Sports: How The [Minnesota] Vikings Came To Wear Purple

 If you ask the average fan who designed the team's horn-clad helmet and original uniforms, who created the team's familiar Norseman logo, or why the Vikings wear purple and gold, you'll probably get a blank stare. As recently as two years ago, you'd probably have received the same response from the team's entire front office staff.
The answers to those questions, it turns out, were hanging on a Los Angeles cartoonist's office wall for decades. And they're now part of a permanent exhibit at the Vikings' stadium in Minneapolis.
Confused? Here's the backstory: The Vikings' first general manager was former Los Angeles Rams public relations director Bert Rose, and their first coach was former Rams quarterback Norm Van Brocklin. When it came time to create the new team's look in 1961, they turned to a prominent Los Angeles sports cartoonist named Karl Hubenthal, whom they knew from their days in L.A.
It was Hubenthal -- not a Vikings employee, not a Minnesota design firm, not the NFL Properties office -- who designed the Norseman logo and the team's original uniform set, including the distinctive horned helmet. Per Rose's instruction, Hubenthal executed the designs in purple and gold. Why those colors? Because those are the colors of the University of Washington, where Rose had attended college. So with the L.A. and Washington connections, the look of this quintessentially midwestern team had strong West Coast roots.
We know all of this because Hubenthal saved his original sketches of the uniform and logo, had them framed, and hung them on his office wall for many years. On the back of the frame he inscribed a note: "I designed the [Vikings'] uniform, helmet, and trademark logo at the request of Bert Rose, the first general manager of the new franchise, and Norm Van Brocklin, their first coach. I had known them when they were with the L.A. Rams.
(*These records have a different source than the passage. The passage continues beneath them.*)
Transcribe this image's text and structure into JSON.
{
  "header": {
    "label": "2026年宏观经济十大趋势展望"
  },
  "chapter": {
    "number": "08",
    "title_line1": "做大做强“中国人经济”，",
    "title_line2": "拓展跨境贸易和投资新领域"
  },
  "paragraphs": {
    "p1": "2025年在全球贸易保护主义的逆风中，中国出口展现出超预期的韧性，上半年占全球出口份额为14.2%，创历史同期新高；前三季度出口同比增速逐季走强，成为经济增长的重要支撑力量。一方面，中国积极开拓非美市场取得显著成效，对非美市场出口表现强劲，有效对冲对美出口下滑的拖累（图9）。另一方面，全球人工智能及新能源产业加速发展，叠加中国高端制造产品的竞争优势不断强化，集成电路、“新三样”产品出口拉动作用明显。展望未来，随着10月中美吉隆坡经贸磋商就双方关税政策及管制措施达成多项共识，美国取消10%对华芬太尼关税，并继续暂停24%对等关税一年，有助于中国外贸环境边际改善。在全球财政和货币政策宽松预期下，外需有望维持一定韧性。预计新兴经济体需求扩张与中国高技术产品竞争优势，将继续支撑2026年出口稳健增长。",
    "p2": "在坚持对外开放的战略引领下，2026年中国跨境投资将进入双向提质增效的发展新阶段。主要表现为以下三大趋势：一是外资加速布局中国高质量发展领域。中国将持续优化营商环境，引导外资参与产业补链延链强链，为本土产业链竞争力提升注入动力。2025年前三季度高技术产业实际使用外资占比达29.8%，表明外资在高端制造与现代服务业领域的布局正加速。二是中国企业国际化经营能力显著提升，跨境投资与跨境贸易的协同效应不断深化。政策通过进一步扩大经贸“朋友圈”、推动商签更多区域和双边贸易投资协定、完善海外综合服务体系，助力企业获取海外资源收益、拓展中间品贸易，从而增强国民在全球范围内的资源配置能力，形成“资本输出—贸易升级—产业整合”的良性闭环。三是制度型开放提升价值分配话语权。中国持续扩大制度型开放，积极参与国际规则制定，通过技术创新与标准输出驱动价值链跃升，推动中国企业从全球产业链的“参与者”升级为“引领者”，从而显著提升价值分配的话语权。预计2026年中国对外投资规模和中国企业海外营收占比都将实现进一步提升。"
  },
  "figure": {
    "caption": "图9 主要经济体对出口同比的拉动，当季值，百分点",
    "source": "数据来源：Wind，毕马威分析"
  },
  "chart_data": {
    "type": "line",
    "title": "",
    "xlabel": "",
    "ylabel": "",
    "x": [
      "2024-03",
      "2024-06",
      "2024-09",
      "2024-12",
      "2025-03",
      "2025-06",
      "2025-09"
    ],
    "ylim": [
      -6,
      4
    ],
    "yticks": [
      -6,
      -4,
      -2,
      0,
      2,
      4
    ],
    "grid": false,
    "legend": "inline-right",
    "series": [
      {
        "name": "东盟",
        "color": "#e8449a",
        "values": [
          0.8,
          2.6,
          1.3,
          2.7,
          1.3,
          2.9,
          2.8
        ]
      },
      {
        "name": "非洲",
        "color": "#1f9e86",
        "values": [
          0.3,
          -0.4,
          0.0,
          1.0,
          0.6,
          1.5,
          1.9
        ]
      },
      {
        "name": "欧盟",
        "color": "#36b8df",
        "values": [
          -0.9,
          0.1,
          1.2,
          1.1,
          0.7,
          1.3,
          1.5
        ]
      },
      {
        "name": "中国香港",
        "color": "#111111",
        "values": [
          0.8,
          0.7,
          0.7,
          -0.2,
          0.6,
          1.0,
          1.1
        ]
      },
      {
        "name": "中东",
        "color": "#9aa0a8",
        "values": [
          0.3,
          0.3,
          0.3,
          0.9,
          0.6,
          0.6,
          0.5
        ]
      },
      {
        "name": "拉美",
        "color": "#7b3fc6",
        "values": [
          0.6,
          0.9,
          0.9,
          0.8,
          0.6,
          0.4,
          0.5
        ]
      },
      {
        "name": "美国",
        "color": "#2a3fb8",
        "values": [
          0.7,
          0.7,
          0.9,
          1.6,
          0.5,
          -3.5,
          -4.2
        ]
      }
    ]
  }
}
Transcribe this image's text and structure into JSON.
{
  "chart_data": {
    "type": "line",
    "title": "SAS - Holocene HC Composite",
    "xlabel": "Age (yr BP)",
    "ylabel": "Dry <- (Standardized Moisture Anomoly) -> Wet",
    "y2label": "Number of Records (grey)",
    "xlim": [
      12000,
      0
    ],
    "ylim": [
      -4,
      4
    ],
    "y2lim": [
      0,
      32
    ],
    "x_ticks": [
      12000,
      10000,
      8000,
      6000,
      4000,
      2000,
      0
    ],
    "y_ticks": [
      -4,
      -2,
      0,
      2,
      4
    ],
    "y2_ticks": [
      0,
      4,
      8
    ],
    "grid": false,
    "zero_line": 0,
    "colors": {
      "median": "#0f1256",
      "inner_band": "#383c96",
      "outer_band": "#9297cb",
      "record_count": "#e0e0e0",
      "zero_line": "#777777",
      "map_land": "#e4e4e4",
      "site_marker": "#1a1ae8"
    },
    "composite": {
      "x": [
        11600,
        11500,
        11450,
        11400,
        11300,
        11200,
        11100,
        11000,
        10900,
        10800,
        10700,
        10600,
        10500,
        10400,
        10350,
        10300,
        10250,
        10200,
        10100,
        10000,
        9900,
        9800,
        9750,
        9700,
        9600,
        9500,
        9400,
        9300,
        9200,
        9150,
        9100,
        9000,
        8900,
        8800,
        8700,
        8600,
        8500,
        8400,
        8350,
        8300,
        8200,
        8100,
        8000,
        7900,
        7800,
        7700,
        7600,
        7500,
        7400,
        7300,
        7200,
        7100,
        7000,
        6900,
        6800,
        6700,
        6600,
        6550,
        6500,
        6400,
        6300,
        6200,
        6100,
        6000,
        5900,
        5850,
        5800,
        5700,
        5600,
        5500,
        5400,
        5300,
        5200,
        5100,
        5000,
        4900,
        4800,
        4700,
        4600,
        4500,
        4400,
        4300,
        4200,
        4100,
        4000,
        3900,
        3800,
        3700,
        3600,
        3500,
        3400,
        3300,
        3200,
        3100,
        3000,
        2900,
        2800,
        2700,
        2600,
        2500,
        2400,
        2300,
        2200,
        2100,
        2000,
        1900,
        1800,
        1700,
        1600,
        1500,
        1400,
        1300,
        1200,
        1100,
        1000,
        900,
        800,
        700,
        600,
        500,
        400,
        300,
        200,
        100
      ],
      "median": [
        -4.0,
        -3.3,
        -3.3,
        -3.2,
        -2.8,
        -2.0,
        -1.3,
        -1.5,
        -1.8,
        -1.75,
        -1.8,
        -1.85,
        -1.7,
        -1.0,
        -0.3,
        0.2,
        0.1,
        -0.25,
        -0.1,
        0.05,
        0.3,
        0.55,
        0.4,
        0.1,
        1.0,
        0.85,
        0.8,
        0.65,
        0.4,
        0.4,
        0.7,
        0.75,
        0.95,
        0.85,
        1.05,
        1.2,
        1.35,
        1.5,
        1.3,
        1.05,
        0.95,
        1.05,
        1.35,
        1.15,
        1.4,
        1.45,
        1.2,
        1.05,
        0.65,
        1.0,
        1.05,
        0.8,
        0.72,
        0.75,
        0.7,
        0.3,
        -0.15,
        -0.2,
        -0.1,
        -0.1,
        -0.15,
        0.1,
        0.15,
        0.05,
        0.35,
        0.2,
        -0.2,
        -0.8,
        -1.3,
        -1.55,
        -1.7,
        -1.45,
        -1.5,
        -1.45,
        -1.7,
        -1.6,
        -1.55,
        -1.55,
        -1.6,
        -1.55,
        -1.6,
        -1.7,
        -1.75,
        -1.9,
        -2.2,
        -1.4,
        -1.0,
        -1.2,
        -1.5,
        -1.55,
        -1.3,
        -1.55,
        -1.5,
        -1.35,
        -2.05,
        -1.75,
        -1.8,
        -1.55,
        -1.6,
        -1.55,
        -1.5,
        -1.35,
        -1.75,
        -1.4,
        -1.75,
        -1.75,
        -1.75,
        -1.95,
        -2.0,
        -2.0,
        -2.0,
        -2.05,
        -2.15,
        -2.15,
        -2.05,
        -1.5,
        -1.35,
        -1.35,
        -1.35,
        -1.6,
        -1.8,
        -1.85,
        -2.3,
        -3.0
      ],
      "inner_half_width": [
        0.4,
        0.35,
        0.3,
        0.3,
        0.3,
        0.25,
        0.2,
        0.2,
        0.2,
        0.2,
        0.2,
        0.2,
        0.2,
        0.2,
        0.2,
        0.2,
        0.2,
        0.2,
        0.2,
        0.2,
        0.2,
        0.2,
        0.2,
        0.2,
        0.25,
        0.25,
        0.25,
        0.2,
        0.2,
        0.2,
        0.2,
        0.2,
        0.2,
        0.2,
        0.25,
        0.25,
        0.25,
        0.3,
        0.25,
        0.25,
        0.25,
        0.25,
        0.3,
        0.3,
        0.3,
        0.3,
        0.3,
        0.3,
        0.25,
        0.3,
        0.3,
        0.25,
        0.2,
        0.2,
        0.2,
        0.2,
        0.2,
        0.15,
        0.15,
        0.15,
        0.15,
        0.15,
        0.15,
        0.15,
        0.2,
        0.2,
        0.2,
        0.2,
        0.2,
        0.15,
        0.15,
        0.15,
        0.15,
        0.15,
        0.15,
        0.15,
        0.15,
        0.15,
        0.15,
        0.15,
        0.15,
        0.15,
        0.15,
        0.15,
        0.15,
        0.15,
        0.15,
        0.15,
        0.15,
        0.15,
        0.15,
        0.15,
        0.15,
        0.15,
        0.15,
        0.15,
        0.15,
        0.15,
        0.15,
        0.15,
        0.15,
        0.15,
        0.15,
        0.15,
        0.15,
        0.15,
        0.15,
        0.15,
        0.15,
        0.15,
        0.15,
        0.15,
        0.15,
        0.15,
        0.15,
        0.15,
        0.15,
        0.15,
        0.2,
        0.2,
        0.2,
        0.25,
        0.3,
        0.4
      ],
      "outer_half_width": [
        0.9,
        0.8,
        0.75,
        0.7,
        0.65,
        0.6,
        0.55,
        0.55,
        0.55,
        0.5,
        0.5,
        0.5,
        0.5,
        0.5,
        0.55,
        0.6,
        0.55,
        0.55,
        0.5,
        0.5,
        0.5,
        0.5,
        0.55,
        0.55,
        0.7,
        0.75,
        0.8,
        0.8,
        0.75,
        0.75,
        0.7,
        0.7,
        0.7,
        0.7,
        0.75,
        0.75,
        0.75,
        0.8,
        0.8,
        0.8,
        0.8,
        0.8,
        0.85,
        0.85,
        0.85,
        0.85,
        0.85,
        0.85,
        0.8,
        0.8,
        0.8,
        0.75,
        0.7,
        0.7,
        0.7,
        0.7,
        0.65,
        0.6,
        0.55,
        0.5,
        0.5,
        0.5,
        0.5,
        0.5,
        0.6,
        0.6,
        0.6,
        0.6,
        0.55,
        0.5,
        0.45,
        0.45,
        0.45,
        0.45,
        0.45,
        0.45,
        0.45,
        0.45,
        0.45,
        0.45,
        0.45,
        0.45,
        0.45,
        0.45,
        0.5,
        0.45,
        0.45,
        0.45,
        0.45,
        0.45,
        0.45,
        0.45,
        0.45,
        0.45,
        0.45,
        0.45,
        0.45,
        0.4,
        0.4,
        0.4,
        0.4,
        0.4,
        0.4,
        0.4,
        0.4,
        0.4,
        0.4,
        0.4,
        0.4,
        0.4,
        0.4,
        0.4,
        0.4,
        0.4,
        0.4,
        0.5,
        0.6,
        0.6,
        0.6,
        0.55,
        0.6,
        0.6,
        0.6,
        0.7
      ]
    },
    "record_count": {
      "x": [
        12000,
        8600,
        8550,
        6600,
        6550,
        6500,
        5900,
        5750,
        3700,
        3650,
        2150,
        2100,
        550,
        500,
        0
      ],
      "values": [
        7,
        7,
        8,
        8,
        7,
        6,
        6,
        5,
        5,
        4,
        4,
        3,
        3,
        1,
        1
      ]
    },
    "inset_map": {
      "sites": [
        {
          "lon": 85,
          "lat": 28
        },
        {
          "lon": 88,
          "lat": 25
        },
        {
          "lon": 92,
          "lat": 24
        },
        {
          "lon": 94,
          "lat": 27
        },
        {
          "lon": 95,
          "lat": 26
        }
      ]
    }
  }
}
Rose was a U. of Washington grad, hence the purple and gold colors."
Hubenthal died in 1998. Toward the end of 2015, one of his daughters, Karen Chappell, was going through some of his old belongings and decided to ask the Vikings if they wanted to have the drawings. The timing turned out to be perfect, because the Vikes were in the final stages of building U.S. Bank Stadium, which was set to open in 2016. They were planning to include a team museum called Vikings Voyage.
"We knew right away that this was something that had to be included there," said Zachary Tarrant, the team's archive coordinator. "It was precisely the kind of thing we wanted to showcase. Not many teams have something so definitive and so tangible, all on display."
The resulting exhibit is pure eye candy for uniform fans, plus it provides a tantalizing glimpse at what might have been. Hubenthal's original design concept called for diagonally crossed stripes on the socks, evoking the leather straps or leggings worn by real Vikings. That seems like something Nike or Under Armour might come up with nowadays, but it was unheard of back in 1961. In addition, Hubenthal's original jersey design featured gold sleeve striping with a V-shaped pattern. That design element, along with the sock concept, didn't make it to the final on-field product.
It's hard to overstate what a revelation all of this is. For starters, it's extremely rare to see original uniform and logo drawings from this period. These materials are essentially the Rosetta Stone of the Vikings' visual heritage.
Moreover, while Hubenthal was an award-winning newspaper cartoonist with a long, storied career in sports graphics, his connection to the Vikings -- and the full extent of that connection -- was largely unknown until the drawings resurfaced. His Wikipedia entry makes no mention of the Vikings (although that will probably change once this article is published). A handful of serious uniform aficionados knew he had created the Norseman logo, but nobody appears to have known that he also designed the uniforms. The Vikings' original trainer and current team historian, Fred Zamberletti, who was on the sidelines for every single Vikings game from 1961 through 2011, said in a recent interview that he'd never even heard of Hubenthal.As for the story behind the team colors, the University of Washington connection has been mentioned before (there's a brief reference to it, for example, in Jim Bruton's 2011 book, "A Tradition of Purple: An Inside Look at the Minnesota Vikings"), but it doesn't seem to be widely known. In fact, a video on the Vikings' own website says purple was chosen "to make a bold statement" and because the team "needed an identity," with no mention of Bert Rose or Washington.

By now you may be wondering, "Who was this Karl Hubenthal guy?"
The short version is that Hubenthal was one of the country's leading editorial and sports cartoonists from the 1950s through the 1980s. His work was a mainstay in the Los Angeles Herald-Examiner and was syndicated throughout the Hearst newspaper empire. He also did a ton of sports program coversyearbook covers, and a lot more. Based in L.A., he was a West Coast counterpart to Eastern sports cartoonists like Willard Mullin and Bill Gallo.